I stumbled across a claim I couldn't verify. Let $M_t$ be a continuous local martingale, $M_0=0$ a.s. and $\lambda>0$. Then $$ \mathbb{E}\left( \exp \left( \lambda M_t \right) \right) \leq \sqrt{\mathbb{E}\left(\exp\left(2\lambda^2 \left<M_t\right>\right)\right)} .$$
Can anybody point me to a proof of this or a similar result? I looked up some Martingale inequalities like Doobs, Bernstein, etc. but they didn't help me at all.
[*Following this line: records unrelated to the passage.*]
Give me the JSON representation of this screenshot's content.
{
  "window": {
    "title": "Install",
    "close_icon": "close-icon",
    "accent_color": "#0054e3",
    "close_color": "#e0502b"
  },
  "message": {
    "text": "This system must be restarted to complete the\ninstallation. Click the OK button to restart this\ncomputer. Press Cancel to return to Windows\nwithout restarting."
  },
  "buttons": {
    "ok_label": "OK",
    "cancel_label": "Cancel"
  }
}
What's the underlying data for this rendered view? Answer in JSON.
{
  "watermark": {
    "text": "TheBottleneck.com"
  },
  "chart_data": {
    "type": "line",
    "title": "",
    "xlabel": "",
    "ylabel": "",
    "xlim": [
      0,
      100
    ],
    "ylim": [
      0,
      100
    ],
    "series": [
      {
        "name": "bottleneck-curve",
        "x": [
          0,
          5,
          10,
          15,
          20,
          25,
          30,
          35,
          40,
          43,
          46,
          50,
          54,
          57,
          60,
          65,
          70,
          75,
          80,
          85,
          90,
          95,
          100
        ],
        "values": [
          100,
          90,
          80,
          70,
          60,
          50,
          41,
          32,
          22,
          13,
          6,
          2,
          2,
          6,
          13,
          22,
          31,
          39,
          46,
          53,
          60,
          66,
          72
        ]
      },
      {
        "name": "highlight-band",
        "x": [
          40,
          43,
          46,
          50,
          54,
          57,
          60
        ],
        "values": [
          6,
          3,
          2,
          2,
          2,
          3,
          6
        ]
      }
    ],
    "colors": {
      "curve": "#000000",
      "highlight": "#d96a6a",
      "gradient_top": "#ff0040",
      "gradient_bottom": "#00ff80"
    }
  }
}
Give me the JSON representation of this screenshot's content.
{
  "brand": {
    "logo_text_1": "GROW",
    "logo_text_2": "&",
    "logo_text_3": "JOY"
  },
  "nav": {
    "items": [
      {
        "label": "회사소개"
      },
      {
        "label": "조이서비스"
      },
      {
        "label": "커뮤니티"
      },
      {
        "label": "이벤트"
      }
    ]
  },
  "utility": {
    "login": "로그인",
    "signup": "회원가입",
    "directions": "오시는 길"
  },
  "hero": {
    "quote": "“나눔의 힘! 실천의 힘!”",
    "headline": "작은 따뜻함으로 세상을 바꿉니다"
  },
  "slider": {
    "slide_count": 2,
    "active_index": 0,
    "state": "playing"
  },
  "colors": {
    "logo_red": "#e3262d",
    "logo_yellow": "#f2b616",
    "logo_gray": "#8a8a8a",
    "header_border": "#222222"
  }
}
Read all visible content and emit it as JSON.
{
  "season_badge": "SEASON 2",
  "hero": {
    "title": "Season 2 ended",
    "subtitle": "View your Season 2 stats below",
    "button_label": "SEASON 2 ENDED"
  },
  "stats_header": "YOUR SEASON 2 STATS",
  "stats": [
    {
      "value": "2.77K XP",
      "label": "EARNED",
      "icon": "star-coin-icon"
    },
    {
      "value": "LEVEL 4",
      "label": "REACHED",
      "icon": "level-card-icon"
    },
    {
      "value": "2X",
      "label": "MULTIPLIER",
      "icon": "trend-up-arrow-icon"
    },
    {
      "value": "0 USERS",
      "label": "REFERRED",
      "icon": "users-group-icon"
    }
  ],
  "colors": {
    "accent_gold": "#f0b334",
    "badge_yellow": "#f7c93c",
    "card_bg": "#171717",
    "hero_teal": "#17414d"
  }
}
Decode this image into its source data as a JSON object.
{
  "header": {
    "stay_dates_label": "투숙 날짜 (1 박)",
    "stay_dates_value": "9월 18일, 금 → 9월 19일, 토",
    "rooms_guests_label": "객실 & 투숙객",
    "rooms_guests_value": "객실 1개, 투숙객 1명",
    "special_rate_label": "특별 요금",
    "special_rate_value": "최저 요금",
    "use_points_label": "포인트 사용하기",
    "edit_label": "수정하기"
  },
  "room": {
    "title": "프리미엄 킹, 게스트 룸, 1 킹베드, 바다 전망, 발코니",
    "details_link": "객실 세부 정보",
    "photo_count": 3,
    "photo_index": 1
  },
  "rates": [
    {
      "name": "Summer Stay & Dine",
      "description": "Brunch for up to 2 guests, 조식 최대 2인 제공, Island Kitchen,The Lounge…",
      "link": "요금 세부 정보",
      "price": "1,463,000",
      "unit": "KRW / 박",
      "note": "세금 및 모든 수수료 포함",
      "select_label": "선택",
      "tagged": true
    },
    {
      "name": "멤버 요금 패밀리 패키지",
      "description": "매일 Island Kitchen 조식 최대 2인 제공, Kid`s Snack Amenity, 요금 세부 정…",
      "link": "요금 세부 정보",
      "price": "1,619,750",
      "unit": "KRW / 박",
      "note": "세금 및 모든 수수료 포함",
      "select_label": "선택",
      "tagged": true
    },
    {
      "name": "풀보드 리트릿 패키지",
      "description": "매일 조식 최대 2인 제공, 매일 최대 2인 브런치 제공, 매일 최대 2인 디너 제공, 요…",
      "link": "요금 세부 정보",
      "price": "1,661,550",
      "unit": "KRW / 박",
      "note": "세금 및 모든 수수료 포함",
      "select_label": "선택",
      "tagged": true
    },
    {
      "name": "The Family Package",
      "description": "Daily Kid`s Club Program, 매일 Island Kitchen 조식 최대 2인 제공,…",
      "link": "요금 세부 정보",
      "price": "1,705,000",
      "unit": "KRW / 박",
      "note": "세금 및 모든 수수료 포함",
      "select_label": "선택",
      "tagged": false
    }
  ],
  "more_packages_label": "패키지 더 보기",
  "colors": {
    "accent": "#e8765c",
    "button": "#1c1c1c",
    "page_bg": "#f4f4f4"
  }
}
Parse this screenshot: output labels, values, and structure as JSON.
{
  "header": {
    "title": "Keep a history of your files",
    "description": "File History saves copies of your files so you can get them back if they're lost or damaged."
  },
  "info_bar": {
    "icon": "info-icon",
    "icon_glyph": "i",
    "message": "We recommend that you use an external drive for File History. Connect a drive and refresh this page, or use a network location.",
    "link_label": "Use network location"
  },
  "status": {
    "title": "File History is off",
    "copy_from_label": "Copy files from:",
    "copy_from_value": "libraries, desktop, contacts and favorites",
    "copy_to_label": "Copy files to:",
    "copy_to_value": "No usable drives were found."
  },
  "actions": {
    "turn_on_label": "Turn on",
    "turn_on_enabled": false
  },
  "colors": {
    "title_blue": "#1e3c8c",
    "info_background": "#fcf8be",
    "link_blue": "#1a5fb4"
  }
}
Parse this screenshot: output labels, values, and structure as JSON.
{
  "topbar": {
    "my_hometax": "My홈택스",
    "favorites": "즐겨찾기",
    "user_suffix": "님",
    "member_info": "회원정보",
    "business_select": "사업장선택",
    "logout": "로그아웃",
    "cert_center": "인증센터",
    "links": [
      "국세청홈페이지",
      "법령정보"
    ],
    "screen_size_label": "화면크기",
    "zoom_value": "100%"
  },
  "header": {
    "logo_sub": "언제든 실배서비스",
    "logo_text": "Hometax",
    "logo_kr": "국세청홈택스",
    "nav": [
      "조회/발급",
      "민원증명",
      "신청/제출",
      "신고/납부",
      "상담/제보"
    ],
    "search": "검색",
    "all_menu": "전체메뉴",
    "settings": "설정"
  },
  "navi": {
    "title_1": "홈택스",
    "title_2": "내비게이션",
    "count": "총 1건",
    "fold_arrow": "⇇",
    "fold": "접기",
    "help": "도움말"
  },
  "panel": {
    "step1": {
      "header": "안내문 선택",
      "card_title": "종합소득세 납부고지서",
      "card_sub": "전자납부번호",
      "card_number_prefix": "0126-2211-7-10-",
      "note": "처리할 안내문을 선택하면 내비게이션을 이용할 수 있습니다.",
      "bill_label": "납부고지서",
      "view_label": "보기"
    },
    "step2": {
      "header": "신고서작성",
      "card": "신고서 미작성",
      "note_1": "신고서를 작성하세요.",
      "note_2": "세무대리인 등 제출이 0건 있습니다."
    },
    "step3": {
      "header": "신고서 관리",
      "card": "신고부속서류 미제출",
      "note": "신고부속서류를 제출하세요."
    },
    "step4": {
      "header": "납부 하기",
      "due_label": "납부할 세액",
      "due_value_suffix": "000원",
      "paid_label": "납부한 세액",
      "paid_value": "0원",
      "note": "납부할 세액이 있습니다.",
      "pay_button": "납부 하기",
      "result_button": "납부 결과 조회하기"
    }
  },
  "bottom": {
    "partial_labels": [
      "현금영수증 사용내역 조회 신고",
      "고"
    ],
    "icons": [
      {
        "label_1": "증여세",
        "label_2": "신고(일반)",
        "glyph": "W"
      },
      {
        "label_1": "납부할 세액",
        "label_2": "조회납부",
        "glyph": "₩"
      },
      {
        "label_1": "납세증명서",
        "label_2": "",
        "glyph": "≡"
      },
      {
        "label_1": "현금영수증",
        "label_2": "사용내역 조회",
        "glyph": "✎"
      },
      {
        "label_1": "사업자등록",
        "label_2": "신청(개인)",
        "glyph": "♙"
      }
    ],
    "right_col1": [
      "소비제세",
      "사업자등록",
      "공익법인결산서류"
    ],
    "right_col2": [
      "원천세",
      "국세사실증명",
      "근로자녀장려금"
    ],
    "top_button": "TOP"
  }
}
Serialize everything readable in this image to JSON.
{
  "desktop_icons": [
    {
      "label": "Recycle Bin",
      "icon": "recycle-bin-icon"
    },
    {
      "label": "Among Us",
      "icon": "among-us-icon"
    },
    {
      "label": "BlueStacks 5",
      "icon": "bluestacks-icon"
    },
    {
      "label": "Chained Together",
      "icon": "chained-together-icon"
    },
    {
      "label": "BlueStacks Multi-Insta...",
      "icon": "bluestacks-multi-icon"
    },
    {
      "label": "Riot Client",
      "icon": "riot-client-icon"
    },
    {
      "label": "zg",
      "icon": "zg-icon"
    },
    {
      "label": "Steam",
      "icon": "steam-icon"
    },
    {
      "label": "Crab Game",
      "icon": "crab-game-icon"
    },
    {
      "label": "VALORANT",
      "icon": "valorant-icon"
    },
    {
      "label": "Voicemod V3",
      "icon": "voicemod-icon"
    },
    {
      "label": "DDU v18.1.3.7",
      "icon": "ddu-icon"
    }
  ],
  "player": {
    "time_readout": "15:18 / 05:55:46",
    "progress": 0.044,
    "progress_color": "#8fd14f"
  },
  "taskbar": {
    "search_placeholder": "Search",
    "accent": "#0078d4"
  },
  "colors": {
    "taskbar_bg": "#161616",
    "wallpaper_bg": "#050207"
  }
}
Any advice on how to proof it would be also appreciated.
Write, for $b>0$, $$ \Bbb E[\exp(\lambda M_t)]=\Bbb E[\exp(\lambda M_t-b\langle M\rangle_t)\cdot\exp(b\langle M\rangle_t)]. $$ Use Cauchy-Schwarz $$ \Bbb E[\exp(\lambda M_t)]\le\sqrt{\Bbb E[\exp(2\lambda M_t-2b\langle M\rangle_t)]\cdot\Bbb E[\exp(2b\langle M\rangle_t)]}. $$ Now make a judicious choice of $b$, namely, $b=\lambda^2$. This is a judicious choice because $\exp(2\lambda M_t-2\lambda^2\langle M\rangle_t)$ is an exponential martingale, hence a positive supermartingale (with initial value equal to $1$), and so has mean value less than or equal to $1$.